Mordecai replies to Esther:
“Do not think to yourself that in the king’s palace you will escape any more than all the other Jews. For if you keep silent at this time, relief and deliverance will rise for the Jews from another place, but you and your father’s house will perish. And who knows whether you have not come to the kingdom for such a time as this?”[1]
Esther, in obedience, asks Mordecai to cause all the Jews in the palace city to fast on her behalf for three days with no food or water. She will do the same. After the fast:
“Then I will go to the king, though it is against the law, and if I perish, I perish.”[2]
In Chapter 5, Esther appears in the king’s court at risk to her life and the never-ending love of God prevails. The king is so enamored with her that he grants her any wish, even up to half his kingdom! Now Esther, in perfect unity with God, must formulate a plan to save her people.
Making it up as she goes, Esther invites both the king and Haman to a feast she has prepared before coming to the king. The king accepts and commands Haman to join them immediately.
Once both men are happy with wine, the king repeats his pledge a second time to grant Esther any wish. Astonishingly, she answers the same: come to a feast I will prepare for you tomorrow!
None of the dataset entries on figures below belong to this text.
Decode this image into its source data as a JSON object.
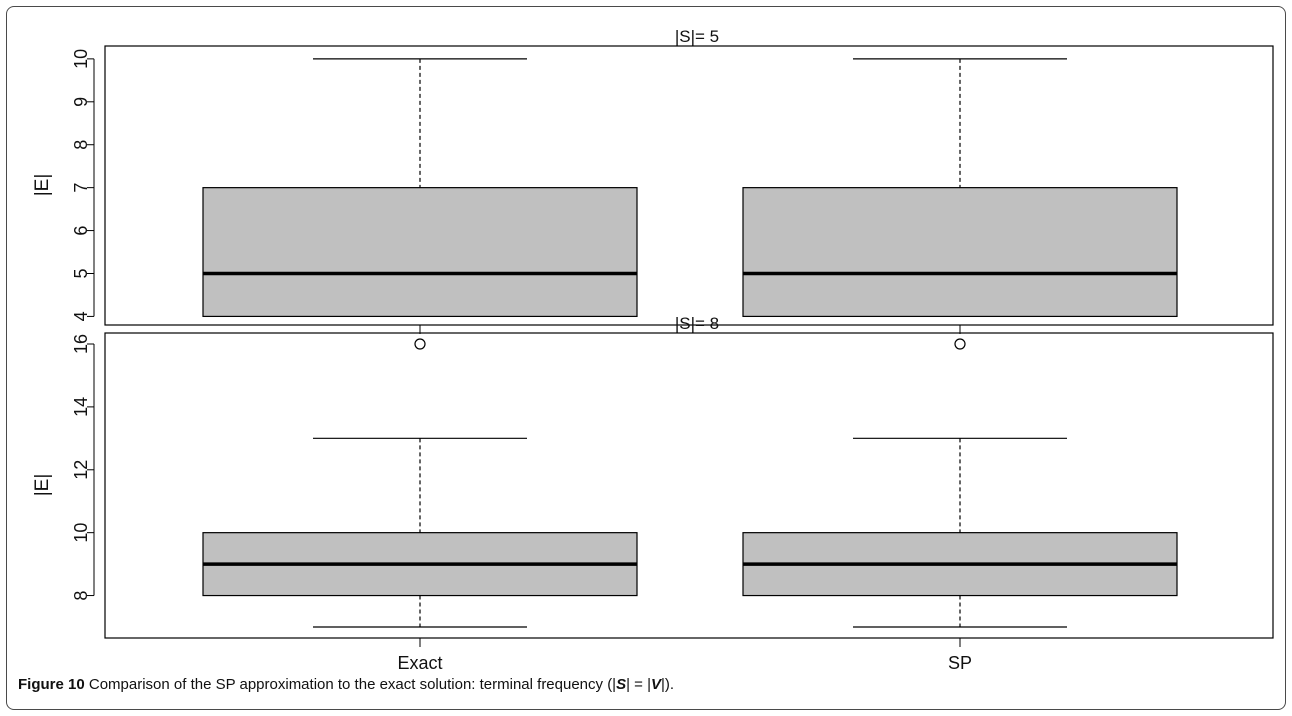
{
  "chart_data": [
    {
      "type": "boxplot",
      "title": "|S|= 5",
      "ylabel": "|E|",
      "ylim": [
        3.8,
        10.3
      ],
      "yticks": [
        4,
        5,
        6,
        7,
        8,
        9,
        10
      ],
      "categories": [
        "Exact",
        "SP"
      ],
      "show_x_labels": false,
      "boxes": [
        {
          "category": "Exact",
          "min": 4,
          "q1": 4,
          "median": 5,
          "q3": 7,
          "max": 10,
          "outliers": []
        },
        {
          "category": "SP",
          "min": 4,
          "q1": 4,
          "median": 5,
          "q3": 7,
          "max": 10,
          "outliers": []
        }
      ]
    },
    {
      "type": "boxplot",
      "title": "|S|= 8",
      "ylabel": "|E|",
      "ylim": [
        6.65,
        16.35
      ],
      "yticks": [
        8,
        10,
        12,
        14,
        16
      ],
      "categories": [
        "Exact",
        "SP"
      ],
      "show_x_labels": true,
      "boxes": [
        {
          "category": "Exact",
          "min": 7,
          "q1": 8,
          "median": 9,
          "q3": 10,
          "max": 13,
          "outliers": [
            16
          ]
        },
        {
          "category": "SP",
          "min": 7,
          "q1": 8,
          "median": 9,
          "q3": 10,
          "max": 13,
          "outliers": [
            16
          ]
        }
      ]
    }
  ],
  "caption": {
    "label": "Figure 10",
    "text_before": " Comparison of the SP approximation to the exact solution: terminal frequency (|",
    "s_var": "S",
    "text_mid": "| = |",
    "v_var": "V",
    "text_after": "|)."
  },
  "colors": {
    "box_fill": "#c0c0c0",
    "stroke": "#000000"
  }
}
There is no record that Esther knows what she is going to say tomorrow, other than somehow she must plead for her people.
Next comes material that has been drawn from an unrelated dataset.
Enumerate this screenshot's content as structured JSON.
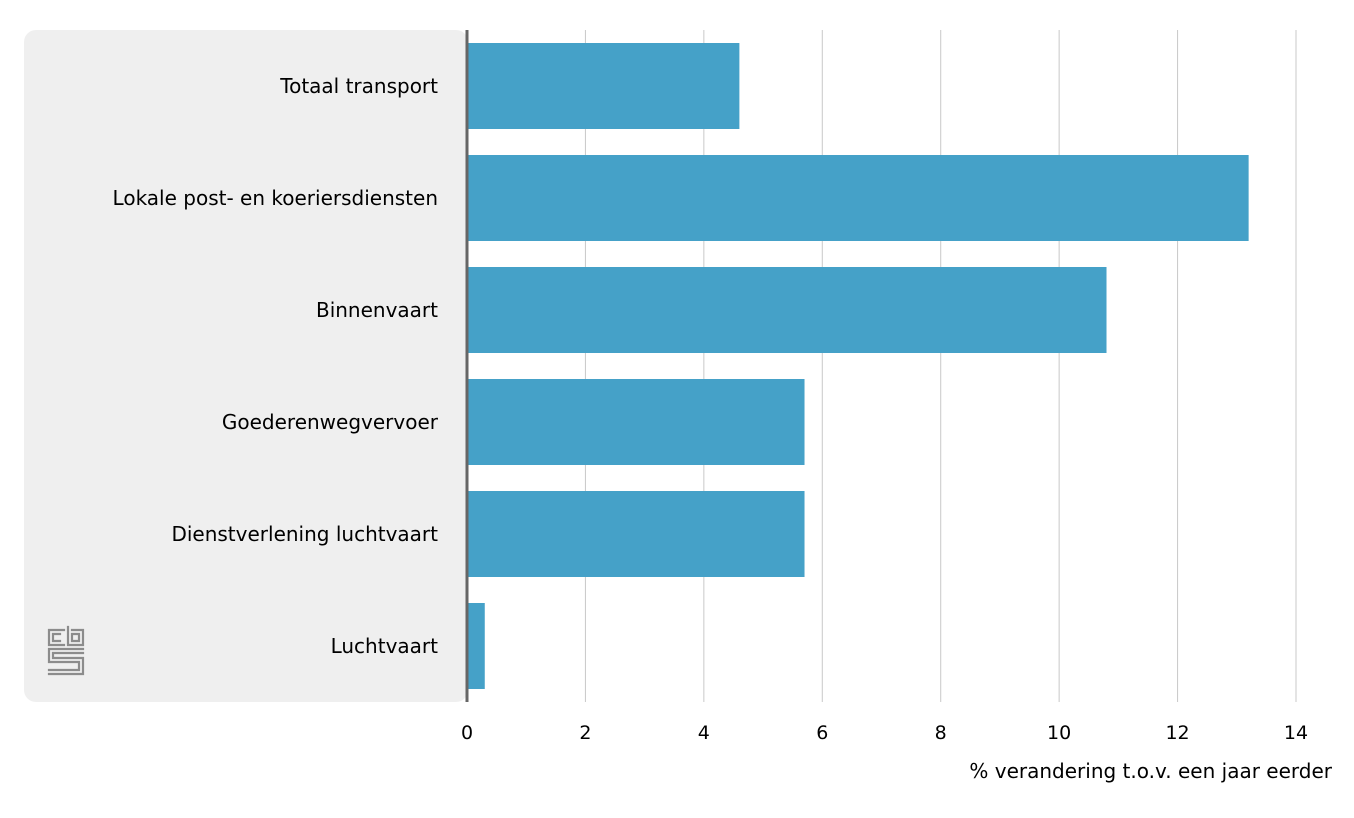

In Chapter 6 we see that the Cycle works on all people, not just the people of God!
Haman is puffed up like a rooster for being invited by the king and queen, but when he sees Mordecai once again at the palace gate, he is overcome with rage against the Jews again (5:13) and a plot is hatched to hang Mordecai from a new gallows to be built overnight.
But that night the king cannot sleep and orders the chronicles of the nation to be read to him. He recalls that is was Mordecai who saved him from assassination and orders Haman to prepare great honors for “the man the king delights to honor.” Haman assumes this is himself.
The king then commands Haman to honor Mordecai!
In Chapter 7, at the second feast, Esther begs for her people’s lives, and the king wants to know who could threaten death. She boldly declares the enemy to be Haman! Haman is hanged, along with his ten sons, on the gallows he built in his own back yard.
God’s judgment is served without warning to those who do not have perfect unity with him.
The Book of Esther ends with full restoration of the Jewish people by the king, which likely leads to his decision later to return them from exile to their homeland.
Has God placed you in peril against an enemy of his for such a time as this?
The Cycle says repent in prayer and fasting and submit even your life to his never-ending love for restoration to perfect unity with God.
[1] The Holy Bible: English Standard Version. (2016). (Es 4:13–14). Wheaton: Standard Bible Society.
[2] The Holy Bible: English Standard Version. (2016). (Es 4:16). Wheaton: Standard Bible Society.